Jean Peltier, professeur
certifié, est enseignant à domicile et fait du
soutien scolaire .
Beaucoup de gens pensent que leur vie est toute tracée
et que, quoi qu'ils fassent, il adviendra inéluctablement les mêmes
choses, comme si une personne attirait vers elle tel type d'événements
ou que deux personnes étaient nécessairement faites pour s'aimer, ou
se haïr.
Cette idée a fait des ravages dans les comportements,
car elle amène l'être humain à se laisser aller. A quoi bon forcer le
cours des choses puisqu'elles doivent se passer comme c'est écrit sur
les tables du destin ? C'est ce que Leibniz appelait le sophisme de
la raison paresseuse.
Les Grecs ont longtemps cru à l'idée de destin. Pourtant,
déjà à l'époque, on pouvait remettre en cause cette idée, en développant
l'argument suivant : si on dit à une personne qu'il va lui arriver tel
malheur, elle fera tout pour l'éviter, ce qui modifiera le futur. Donc
l'information de ce qui va nous arriver suffirait à éviter ce qui était
considéré comme fatal. Mais le tragédien grec Sophocle a écrit une tragédie
destinée à prouver que les partisans du destin avaient quand même raison.
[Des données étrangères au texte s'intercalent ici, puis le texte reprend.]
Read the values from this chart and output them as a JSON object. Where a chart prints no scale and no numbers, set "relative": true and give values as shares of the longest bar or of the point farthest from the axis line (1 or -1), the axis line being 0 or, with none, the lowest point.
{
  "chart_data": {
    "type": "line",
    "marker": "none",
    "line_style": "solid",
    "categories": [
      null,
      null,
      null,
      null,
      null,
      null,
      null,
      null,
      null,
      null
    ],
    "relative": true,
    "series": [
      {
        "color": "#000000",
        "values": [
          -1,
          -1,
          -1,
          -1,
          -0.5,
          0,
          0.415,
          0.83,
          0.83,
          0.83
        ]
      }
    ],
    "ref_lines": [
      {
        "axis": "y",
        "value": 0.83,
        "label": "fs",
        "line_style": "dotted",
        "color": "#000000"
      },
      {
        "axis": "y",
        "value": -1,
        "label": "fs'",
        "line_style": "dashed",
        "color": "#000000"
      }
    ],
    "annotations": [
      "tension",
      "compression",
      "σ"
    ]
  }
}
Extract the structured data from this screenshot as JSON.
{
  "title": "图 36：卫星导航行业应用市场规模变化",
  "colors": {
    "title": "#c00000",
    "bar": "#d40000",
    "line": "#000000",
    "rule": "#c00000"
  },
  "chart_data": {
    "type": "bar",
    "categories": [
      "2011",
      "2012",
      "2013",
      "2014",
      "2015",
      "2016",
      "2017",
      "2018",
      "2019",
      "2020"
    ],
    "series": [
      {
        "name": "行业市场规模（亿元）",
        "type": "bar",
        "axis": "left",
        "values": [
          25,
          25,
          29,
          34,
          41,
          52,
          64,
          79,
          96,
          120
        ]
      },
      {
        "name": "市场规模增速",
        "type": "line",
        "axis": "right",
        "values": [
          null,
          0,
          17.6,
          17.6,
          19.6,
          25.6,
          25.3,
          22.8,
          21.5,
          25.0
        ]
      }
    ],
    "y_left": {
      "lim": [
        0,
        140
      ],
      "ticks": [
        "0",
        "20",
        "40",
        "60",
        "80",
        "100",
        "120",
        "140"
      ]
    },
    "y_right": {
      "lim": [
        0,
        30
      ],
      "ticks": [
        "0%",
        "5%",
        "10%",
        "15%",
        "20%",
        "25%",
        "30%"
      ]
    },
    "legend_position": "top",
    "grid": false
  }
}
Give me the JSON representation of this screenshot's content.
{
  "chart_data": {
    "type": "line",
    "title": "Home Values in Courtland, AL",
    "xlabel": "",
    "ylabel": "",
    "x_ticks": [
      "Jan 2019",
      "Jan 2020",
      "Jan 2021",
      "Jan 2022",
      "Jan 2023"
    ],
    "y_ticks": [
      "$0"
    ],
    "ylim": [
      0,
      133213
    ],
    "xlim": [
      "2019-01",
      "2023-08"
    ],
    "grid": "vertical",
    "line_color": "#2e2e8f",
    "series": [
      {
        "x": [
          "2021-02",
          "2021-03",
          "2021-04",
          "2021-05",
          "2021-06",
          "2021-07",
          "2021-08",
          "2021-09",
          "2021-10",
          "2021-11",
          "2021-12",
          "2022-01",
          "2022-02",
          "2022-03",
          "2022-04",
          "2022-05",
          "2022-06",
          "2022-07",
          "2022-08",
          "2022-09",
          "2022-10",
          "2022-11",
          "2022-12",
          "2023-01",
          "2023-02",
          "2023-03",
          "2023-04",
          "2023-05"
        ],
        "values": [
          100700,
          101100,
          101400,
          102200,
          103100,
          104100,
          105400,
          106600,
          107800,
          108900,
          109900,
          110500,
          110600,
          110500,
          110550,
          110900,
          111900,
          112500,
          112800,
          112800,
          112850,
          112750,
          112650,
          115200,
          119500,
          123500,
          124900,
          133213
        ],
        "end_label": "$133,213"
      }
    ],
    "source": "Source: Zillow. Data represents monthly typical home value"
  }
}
Cette tragédie, qui a pour titre Œdipe Roi, raconte l'histoire d'un
enfant pour lequel les oracles avait prédit qu'il tuerait son père et
ferait l'amour avec sa mère. Ses parents, pour éviter que cela ne se
produise, abandonnèrent leur fils au bord d'une rivière, et celui-ci
grandit loin de ses parents. C'est cette précaution qui fera que la
prédiction s'accomplira, car Œdipe roi n'avait pas non plus envie de
tuer son père ni de faire l'amour avec sa mère, mais du fait qu'il a
grandi loin de ses parents, il n'a pas pu les reconnaître lorsqu'il
s'est retrouve face à son père, puis face à sa mère, aussi a-t-il fait
ce que les oracles avaient prédit. Ainsi l'information de ce qui va
nous arriver, loin de nous faire éviter ce qui est prédit, nous plonge
au contraire dedans … Voilà pourquoi l'idée de destin a tenu le coup
pendant plusieurs siècles.
Mais si l'information de cette prédiction n'a pas empêché
la destinée de s'accomplir mais a au contraire précipité Œdipe vers
son destin, c'est parce qu'elle était incomplète. Si elle avait été
complète, Œdipe aurait su que telle personne était son père et que telle
autre était sa mère, et il aurait fait en sorte que cela ne se produise
pas ainsi. Il n'y a donc pas de fatalité en ce monde, dès lors qu'on
a tous les éléments en main pour pouvoir y faire face.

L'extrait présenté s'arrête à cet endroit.